Anatomy, anatomy, anatomy…the Osteopath’s most important ally! Anatomy is a never-ending exploration for myself and, hopefully, all current and future Osteopaths. The ability to be able to connect seemingly divergent areas in the body to provide solutions to health issues people face requires an in depth knowledge of anatomy…this is said often enough, so let us now illustrate one such POSSIBILITY.
A shoulder problem is often not simply a shoulder problem – I have shown how the arm is connected to the abdominal musculature and, by extension, to the pelvis. The connection to the pelvis is an important one for the Osteopathic Operator as a lesioned pelvis can be the sole cause of a shoulder problem (or simply a part of the problem). To extend the anatomical connections further than the iliac crest and linea alba I will highlight the connection of the sacrum to the arm.
Enough preamble – down to business. The superior end of the connection is at the floor of the intertubercular sulcus (bicipital groove) at the “insertion” of the latissimus dorsi. The latissimus dorsi then travels to connect to ribs 10-12, spinous processes from D12-L5 as well as the median sacral crest (aka spinous processes of the sacrum), as well as the iliac crest. Aside from the bicipital groove, the latissimus dorsi blends in to the thoracolumbar fascia as its anchor to the bony structures previously noted. Luckily, this is a very simple line! What does it mean though?
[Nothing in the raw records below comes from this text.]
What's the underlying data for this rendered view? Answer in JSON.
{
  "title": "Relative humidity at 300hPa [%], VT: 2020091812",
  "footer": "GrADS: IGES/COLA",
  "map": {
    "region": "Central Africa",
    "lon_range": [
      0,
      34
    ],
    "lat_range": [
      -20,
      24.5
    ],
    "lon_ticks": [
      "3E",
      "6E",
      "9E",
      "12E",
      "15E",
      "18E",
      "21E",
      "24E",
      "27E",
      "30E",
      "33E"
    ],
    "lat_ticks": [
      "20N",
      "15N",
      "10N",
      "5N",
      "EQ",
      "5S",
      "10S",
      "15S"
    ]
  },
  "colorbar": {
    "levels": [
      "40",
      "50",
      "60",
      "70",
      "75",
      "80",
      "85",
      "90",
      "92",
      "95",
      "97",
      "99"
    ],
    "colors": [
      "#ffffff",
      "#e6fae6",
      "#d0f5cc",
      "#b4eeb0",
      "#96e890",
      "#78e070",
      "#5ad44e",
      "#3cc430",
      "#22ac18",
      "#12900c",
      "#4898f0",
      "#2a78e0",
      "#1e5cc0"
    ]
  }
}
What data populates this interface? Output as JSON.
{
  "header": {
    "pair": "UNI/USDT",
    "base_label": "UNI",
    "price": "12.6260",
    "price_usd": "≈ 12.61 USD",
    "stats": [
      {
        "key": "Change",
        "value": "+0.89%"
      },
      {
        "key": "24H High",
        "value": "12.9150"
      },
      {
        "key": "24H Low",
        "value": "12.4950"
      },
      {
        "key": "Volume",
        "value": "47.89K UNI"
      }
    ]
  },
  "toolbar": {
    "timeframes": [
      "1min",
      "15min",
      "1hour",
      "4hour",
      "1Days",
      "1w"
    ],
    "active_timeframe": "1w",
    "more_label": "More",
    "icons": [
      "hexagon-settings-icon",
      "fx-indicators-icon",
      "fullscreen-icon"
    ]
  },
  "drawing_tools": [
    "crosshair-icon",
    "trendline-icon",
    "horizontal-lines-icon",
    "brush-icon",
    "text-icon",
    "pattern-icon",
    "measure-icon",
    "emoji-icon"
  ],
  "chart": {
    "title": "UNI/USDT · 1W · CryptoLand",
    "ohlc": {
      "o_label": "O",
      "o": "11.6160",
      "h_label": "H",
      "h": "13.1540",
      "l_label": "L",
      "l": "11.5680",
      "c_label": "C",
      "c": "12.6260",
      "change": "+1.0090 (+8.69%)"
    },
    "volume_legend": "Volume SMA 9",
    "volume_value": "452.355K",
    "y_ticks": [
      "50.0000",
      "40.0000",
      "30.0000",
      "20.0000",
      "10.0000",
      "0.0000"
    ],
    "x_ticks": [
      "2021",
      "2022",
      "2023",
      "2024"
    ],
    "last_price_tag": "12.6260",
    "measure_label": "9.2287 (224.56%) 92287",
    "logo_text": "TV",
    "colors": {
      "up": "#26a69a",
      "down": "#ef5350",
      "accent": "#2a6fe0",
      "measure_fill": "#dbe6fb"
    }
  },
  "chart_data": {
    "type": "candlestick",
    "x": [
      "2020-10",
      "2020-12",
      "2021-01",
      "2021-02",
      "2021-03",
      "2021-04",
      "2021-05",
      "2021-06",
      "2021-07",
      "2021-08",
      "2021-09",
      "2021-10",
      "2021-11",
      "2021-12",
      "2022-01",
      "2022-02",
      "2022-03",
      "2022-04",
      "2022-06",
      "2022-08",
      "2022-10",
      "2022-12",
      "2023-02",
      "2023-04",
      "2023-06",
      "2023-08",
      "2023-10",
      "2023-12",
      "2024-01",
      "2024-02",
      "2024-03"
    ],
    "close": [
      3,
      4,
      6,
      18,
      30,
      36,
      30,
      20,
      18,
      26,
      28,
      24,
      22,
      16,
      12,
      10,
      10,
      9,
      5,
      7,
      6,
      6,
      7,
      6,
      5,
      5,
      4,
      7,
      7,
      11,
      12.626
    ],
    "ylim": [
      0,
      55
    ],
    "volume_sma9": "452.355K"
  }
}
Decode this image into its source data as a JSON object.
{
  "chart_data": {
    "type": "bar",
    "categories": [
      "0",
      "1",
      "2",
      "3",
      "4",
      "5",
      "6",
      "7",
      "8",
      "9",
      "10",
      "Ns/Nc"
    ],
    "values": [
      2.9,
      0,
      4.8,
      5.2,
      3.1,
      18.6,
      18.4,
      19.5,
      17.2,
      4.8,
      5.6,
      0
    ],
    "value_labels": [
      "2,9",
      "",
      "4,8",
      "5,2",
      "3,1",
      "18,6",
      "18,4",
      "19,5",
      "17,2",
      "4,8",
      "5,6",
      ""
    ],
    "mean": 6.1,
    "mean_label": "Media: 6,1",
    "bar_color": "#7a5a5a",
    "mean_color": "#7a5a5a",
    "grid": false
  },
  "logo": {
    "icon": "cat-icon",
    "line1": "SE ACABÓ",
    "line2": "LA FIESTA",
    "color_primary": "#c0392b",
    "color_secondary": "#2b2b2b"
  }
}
When the sacrum goes in to lesion, for whatever reason, it is very likely that the latissimus dorsi will show an effect on some level. The latissimus dorsi will also show effects from alterations in the lumbar curve (in any plane) as well as ribs 10-12 directly and POSSIBLY ribs 6-9 via the costal cartilage shared down to rib 10. Due to the positioning of the latissimus dorsi on the humerus it can lead to malposition of the humeral head in the glenoid fossa – this would LIKELY be seen as a humeral head that is anterior/superior/and externally rotated (this is not an absolute statement as there are other variables at play) if the latissimus dorsi was in a shortened state.
Through the connections to the vertebral column the latissmus dorsi is going to be involved in vertebral mechanics on some level – the degree to which the involvement occurs will depend on the individual. Back to the initial idea though – the sacrum is quite clearly connected to the arm via the latissimus dorsi. The multiple other connections that run from the sacrum to other points of the body then have the opportunity to influence the arm through the sacrum as a junction point of sorts – ie a lesioned sacrotuberous ligament/hamstring can alter sacral mechanics which can then alter shoulder mechanics (and vice versa of course). It is through these lines of thinking that it must be clear that the body is ONE continuous unit that is interconnected on all levels. The solution to the shoulder problem might be in the sacrum or it might be passing through the sacrum – remember to check ALL structures to find the real solution.